How Leo XIV stands out
One of the strong points that emerge is the valorization of memory. Leo XIV, in the meeting with the Quirinale, recalls history, recalls the cultural role of the Church as guardian of a tradition that can dialogue with the present. Francis had repeatedly questioned traditional elements to push towards innovation: language, liturgy, lay presence, openness. Leo
At the Quirinale, Prevost also addresses issues dear to Bergoglio (migration, social justice, ecology, environment), but with a less radical drive in conflict, more balanced in the proposal. Where Francis often chose tones of denunciation (against poverty, against irresponsible climate change, against social divisions), Leo XIV prefers the invitation, the ethical reminder, rather than rhetorical condemnation of the enemy external.
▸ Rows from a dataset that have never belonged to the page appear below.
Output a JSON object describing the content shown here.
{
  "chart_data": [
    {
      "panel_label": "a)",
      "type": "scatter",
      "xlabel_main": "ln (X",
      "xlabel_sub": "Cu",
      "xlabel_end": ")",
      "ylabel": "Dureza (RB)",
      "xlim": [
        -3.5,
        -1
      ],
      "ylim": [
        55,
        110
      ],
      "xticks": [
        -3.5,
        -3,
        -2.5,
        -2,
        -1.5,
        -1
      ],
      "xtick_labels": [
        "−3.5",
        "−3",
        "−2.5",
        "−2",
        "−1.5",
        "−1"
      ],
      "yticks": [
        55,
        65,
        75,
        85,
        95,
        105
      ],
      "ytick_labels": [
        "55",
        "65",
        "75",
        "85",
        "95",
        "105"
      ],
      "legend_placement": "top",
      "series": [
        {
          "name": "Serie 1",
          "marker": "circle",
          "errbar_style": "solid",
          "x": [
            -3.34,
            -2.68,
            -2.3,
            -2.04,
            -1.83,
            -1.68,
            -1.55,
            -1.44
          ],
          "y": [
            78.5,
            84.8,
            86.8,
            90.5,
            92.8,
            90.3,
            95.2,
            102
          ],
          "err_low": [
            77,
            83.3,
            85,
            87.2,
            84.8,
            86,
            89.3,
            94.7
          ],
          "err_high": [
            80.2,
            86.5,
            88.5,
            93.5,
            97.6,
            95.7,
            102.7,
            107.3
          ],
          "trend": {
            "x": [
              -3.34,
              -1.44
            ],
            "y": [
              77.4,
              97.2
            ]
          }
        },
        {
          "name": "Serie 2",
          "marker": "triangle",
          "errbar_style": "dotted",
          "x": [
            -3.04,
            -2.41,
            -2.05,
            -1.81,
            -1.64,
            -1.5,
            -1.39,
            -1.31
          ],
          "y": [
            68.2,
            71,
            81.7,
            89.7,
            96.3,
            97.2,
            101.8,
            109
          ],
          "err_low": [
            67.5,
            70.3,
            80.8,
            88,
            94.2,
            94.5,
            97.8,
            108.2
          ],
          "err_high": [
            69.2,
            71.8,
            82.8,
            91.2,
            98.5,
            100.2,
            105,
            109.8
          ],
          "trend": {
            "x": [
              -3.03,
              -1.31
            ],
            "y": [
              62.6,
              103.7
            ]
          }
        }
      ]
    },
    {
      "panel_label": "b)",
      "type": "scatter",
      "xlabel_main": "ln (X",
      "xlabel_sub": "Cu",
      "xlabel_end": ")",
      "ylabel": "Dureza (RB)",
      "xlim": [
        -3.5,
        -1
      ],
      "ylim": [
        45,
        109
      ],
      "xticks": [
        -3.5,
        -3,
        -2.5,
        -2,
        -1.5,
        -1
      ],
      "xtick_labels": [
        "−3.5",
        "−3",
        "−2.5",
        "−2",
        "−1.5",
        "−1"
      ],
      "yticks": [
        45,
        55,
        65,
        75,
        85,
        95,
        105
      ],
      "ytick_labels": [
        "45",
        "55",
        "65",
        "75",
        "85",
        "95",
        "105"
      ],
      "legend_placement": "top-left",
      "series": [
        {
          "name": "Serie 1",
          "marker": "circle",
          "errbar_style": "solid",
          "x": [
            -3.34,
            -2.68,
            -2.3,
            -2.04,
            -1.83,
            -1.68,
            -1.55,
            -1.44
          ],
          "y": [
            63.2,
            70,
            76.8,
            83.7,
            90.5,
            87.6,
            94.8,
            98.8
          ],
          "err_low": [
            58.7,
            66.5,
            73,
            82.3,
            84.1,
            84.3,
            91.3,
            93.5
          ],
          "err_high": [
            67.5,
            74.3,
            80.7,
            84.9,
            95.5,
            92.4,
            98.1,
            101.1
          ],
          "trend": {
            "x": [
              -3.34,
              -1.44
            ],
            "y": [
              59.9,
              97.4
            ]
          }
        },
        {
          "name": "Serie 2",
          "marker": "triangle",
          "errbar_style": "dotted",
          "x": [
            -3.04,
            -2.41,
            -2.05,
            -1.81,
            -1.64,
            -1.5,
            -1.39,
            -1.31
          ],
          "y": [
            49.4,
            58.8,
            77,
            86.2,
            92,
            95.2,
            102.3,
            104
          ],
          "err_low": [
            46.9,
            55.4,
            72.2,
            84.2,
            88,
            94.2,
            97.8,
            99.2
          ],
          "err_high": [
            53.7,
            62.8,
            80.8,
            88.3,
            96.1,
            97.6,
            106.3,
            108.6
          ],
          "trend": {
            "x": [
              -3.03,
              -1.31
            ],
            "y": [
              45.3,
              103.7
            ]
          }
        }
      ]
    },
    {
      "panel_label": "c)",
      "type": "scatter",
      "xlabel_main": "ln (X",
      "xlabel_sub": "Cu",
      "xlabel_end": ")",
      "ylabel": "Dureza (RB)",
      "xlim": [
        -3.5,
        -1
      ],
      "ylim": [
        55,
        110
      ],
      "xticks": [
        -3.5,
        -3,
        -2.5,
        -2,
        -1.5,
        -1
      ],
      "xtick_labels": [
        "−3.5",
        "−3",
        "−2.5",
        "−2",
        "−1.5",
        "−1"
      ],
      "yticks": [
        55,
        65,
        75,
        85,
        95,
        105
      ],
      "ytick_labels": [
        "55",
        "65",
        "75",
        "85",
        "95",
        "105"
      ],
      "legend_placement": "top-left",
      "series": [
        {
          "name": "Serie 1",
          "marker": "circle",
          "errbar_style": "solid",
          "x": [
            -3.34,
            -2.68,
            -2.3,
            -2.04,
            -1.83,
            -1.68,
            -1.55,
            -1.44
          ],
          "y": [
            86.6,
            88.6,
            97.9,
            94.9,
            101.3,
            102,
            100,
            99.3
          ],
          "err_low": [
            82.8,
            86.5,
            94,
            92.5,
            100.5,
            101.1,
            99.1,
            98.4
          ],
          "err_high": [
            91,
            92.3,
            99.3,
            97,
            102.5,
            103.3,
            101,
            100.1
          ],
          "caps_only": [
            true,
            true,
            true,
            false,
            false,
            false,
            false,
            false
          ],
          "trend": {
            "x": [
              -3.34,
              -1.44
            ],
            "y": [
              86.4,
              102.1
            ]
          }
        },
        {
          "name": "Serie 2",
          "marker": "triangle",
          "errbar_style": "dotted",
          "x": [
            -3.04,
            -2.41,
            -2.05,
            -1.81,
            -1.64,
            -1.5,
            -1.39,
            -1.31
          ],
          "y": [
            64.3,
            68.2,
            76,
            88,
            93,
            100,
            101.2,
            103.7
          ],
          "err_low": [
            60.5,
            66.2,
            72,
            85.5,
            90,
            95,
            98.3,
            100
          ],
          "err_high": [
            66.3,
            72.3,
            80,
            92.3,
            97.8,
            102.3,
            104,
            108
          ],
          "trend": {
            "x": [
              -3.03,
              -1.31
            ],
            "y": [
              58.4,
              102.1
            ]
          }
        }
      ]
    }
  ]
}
Bergoglio has always shown a temperament that mixed compassion and closeness to the marginalized (the Pope who visits slums, who takes public transport, who hugs prisoners). Leo XIV, while highlighting his “merciful” mission, appears more attentive to institutional decorum, al respect for the liturgy and formal language when appropriate. He is a Pope who speaks as the guardian of the ecclesiastical order, of a thousand-year history that has survived precisely because of the coherence of its values over the centuries.
The spiritual inheritance
Leo XIV recognizes the Bergoglian legacies– the Synodal Church, the path towards inclusion, the fight against injustice and attention to the poor – but he does it with different method. There is in him a desire to “complete”, to bring order where Francis had left open construction sites, tensions, contradictions.
The role of the Pope is that of a spiritual guide, not political. Because its role is a cultural, institutional and strongly identifying symbol. Leo XIV understood this, Francis had not understood it or pretended not to understand it. The stylistic choice – in ceremonial tradition, in language, in priorities – shapes what the faithful and the outside world perceive of the Church. A Pope who most recalls tradition, decorum, order, helps to reassure sectors that feared a loss of references.
The visit to the Quirinale by Pope Leo These are substantial differences.